If you’re not comfortable leaving your home this year, consider hosting a party over ZOOM with your child’s friends. Have participants dress up in costume and do fun activities over the screen like charades or guessing games to make sure everyone feels included.
Turn each door in your house into a neighbourhood! Decorate each door in your house as if it was a different neighbour. Keep it simple and just hand out treats at each stop, or spice things up by transforming trick-or-treating into activities like having your child answer some riddles or a game to win a prize/treat. Kids should wear their costume and parents as well.
But What If Your Community is Still Trick-or-Treating?
If your community is still participating in trick-or-treating activities, wear a mask and keep hand sanitizer close at hand. Instead of having children ring the doorbell; prop the door open and sit in the doorway; or stand out on the front step or the driveway, eliminating the need for trick-or-treaters to navigate stairs or grass that may not be accessible for them. You can put individual pieces of candy out on a small table and have the kids take it, instead of displaying it in a big bowl and having everyone put their hands in it. Or use a small scooper or tongs to give out treats. Consider having non-food treats available for kids who may not eat by mouth or who have allergies.
Tip: place a Treat Accessibly sign on your lawn so that trick-or-treaters know your house is accessible. Visit the Treat Accessibility website for details on where to pick up a sign or how to print one out at home.
If a Trick-or-Treater with Disabilities Comes to Your Neighbourhood
While it’s polite to say please and thank you, not every child’s language skills are fully developed. Or speaking may not be a child’s focus. He or she may be practicing walking, being social with other children, or focused on increased mobility to do things like grab a treat or ring the doorbell. A little understanding and patience goes a long way.
Some kids with disabilities have allergies, while others are unable to consume food orally. Consider having non-food treats in your basket so all kids can enjoy the holiday. That could be stickers, small toys or something similar. Having options maximizes inclusion on such a big day.

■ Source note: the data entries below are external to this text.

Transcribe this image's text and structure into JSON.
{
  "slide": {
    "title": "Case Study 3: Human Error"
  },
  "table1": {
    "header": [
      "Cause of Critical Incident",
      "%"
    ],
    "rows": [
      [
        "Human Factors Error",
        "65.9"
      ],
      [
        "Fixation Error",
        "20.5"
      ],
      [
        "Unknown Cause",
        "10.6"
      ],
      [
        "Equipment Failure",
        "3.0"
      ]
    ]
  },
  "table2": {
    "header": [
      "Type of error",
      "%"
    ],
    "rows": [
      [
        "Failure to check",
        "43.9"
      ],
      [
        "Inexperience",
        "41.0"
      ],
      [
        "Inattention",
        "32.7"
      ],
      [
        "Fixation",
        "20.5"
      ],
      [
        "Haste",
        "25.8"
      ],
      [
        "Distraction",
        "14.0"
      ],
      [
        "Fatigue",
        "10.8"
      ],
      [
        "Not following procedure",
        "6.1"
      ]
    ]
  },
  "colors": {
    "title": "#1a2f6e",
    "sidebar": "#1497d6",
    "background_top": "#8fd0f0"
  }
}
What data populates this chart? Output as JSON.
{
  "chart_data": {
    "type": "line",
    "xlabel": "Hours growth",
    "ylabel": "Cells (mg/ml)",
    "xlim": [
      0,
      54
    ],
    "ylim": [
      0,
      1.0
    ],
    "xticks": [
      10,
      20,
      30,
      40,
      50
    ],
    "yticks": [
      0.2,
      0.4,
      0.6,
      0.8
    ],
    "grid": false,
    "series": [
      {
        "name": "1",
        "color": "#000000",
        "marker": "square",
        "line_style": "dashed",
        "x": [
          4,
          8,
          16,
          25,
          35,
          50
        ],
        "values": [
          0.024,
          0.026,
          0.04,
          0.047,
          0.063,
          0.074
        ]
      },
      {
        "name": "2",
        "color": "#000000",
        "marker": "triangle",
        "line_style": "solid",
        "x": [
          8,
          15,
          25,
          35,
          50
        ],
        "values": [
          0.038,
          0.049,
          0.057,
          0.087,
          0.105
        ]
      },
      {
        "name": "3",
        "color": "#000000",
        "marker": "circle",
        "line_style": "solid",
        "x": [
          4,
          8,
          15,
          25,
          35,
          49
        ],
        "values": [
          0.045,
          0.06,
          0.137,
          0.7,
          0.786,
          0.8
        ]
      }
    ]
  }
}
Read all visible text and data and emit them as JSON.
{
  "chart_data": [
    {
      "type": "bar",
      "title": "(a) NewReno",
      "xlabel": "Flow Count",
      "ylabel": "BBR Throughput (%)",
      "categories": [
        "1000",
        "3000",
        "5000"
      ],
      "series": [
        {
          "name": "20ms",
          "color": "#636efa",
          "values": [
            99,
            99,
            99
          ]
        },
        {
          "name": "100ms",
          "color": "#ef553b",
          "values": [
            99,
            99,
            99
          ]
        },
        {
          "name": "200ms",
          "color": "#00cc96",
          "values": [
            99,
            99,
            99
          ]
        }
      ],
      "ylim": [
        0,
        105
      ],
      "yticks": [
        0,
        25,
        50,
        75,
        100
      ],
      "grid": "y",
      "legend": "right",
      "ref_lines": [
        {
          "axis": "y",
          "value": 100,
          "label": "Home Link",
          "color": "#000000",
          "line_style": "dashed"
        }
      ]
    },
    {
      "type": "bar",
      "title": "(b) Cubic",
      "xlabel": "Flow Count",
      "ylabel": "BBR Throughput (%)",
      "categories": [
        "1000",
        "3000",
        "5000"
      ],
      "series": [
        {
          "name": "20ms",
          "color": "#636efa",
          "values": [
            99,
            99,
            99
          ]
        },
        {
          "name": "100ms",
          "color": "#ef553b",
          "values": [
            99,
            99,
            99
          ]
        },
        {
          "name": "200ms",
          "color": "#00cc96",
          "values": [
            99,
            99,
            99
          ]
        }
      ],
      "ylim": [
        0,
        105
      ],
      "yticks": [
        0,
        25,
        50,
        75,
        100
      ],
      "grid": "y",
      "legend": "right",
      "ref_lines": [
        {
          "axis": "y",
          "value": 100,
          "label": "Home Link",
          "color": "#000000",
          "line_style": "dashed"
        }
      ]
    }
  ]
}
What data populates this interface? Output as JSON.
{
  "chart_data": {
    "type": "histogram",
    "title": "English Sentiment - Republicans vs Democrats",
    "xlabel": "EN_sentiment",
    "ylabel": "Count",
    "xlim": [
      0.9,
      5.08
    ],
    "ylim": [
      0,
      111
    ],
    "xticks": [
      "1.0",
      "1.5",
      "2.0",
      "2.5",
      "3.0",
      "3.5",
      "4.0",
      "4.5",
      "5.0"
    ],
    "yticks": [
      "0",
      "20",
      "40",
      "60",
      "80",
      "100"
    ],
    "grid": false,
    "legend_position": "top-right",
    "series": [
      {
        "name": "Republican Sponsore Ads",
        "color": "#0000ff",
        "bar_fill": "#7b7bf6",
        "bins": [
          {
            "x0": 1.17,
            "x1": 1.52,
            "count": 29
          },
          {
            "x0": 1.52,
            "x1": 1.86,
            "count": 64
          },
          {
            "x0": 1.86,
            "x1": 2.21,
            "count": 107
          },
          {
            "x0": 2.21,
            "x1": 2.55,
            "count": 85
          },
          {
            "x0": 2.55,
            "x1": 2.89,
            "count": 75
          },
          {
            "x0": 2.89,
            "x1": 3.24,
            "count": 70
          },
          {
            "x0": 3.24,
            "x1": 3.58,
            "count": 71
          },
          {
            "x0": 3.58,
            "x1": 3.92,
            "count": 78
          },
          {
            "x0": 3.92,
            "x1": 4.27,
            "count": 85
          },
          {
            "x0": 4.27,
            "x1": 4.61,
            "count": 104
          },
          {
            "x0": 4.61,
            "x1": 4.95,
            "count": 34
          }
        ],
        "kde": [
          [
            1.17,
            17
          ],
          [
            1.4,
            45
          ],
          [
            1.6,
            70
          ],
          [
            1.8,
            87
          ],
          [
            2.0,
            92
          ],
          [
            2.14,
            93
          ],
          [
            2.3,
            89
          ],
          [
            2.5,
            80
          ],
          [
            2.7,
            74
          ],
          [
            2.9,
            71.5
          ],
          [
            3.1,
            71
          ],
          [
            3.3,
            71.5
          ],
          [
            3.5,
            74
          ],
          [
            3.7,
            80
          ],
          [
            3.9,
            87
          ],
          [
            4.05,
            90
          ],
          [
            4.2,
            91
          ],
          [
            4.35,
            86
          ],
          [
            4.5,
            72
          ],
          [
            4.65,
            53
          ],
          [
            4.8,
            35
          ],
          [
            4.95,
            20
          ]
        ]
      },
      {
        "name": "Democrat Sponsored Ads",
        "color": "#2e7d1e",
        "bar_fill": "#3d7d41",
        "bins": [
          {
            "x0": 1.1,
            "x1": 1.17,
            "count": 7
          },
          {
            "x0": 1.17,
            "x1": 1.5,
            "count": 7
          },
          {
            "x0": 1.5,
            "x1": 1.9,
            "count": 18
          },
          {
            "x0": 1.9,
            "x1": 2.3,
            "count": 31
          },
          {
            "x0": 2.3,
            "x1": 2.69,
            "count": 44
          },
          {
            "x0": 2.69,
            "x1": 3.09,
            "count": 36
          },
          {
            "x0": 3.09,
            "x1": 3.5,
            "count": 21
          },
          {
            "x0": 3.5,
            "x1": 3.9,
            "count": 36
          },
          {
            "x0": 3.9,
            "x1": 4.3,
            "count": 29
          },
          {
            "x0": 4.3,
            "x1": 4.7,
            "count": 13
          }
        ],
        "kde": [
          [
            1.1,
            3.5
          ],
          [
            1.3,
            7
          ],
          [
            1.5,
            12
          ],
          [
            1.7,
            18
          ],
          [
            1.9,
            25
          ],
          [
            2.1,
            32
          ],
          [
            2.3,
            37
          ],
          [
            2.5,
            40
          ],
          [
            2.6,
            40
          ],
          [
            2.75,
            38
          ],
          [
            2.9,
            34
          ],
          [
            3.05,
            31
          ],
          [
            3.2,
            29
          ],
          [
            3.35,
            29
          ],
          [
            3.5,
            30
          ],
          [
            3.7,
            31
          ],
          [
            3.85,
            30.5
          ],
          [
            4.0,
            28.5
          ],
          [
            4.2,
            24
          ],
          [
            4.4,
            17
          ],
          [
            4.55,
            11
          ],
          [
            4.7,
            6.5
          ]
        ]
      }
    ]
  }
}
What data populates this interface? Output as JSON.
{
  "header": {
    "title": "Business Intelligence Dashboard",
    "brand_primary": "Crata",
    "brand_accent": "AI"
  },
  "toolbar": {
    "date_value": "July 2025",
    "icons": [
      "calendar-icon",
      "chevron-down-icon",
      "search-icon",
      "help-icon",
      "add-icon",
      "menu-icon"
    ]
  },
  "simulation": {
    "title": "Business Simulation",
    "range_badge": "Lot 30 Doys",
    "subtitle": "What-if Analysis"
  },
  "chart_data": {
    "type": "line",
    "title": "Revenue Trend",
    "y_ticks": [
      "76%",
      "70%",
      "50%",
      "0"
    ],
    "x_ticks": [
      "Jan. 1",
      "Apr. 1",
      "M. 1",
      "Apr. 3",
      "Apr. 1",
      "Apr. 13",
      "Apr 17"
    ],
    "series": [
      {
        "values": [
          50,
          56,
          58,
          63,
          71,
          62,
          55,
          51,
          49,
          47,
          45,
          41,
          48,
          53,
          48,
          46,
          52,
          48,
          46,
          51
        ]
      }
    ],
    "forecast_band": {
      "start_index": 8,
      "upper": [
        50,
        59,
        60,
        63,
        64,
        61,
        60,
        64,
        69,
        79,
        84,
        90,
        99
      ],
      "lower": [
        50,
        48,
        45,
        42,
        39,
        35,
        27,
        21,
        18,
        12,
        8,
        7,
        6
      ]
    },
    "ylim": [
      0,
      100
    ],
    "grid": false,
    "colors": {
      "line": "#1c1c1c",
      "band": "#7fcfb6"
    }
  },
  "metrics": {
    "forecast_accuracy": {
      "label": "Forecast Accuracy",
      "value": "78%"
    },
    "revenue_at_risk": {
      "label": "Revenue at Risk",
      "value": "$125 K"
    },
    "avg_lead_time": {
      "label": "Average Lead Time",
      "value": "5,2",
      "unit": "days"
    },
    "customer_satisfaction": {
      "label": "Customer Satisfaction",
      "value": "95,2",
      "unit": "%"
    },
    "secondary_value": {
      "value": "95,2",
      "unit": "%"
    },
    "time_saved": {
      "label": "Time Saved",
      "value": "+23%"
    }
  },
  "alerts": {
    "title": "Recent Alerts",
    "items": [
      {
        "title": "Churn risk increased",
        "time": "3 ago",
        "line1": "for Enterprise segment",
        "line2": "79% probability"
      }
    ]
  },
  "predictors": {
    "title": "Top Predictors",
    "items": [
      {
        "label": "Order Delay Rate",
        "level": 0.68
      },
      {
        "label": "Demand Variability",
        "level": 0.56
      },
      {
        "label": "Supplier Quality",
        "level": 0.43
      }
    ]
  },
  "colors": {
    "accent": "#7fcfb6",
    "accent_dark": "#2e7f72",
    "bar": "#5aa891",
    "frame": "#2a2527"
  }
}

If you decorate your doorway with spooky or loud objects, they might be scary for kids who struggle with sensory input. You can still be festive, but take this into account when you’re decorating your door or front yard. And make sure the location where you hand out treats is well-lit. This helps trick-or-treaters who have vision challenges.
Things to Consider if your Child has a Disability or is Immunocompromised:
If you’re worried about groups of kids, make your child’s mask part of their costume! Glue pieces of felt or fabric to match the costume. Make sure that the decorations do not cover the nose/mouth area which could potentially restrict your child’s breathing.
Costumes can have elements that make them difficult for kids with disabilities to enjoy. Try to avoid itchy fabric, multiple layers or confusing costumes that are difficult to get on and off. Do a trial run and avoid discovering that it’s uncomfortable or cumbersome on the big day/night.
Kids with disabilities are sometimes more comfortable with a schedule or routine, especially if it’s planned ahead of time. Plan out time to put on costumes and take photos and go over itineraries and routes!
Trick-or- treating may be a brand new activity for some kids with disabilities. They might be exposed to things that might scare them, like haunted houses, or scary masks and noises. Go over what they might encounter and practice self-calming skills in case they get frightened. If your child is non-verbal, they can program their communication device to say “Trick or treat!” or maybe create a picture symbol to use as he or she goes door to door.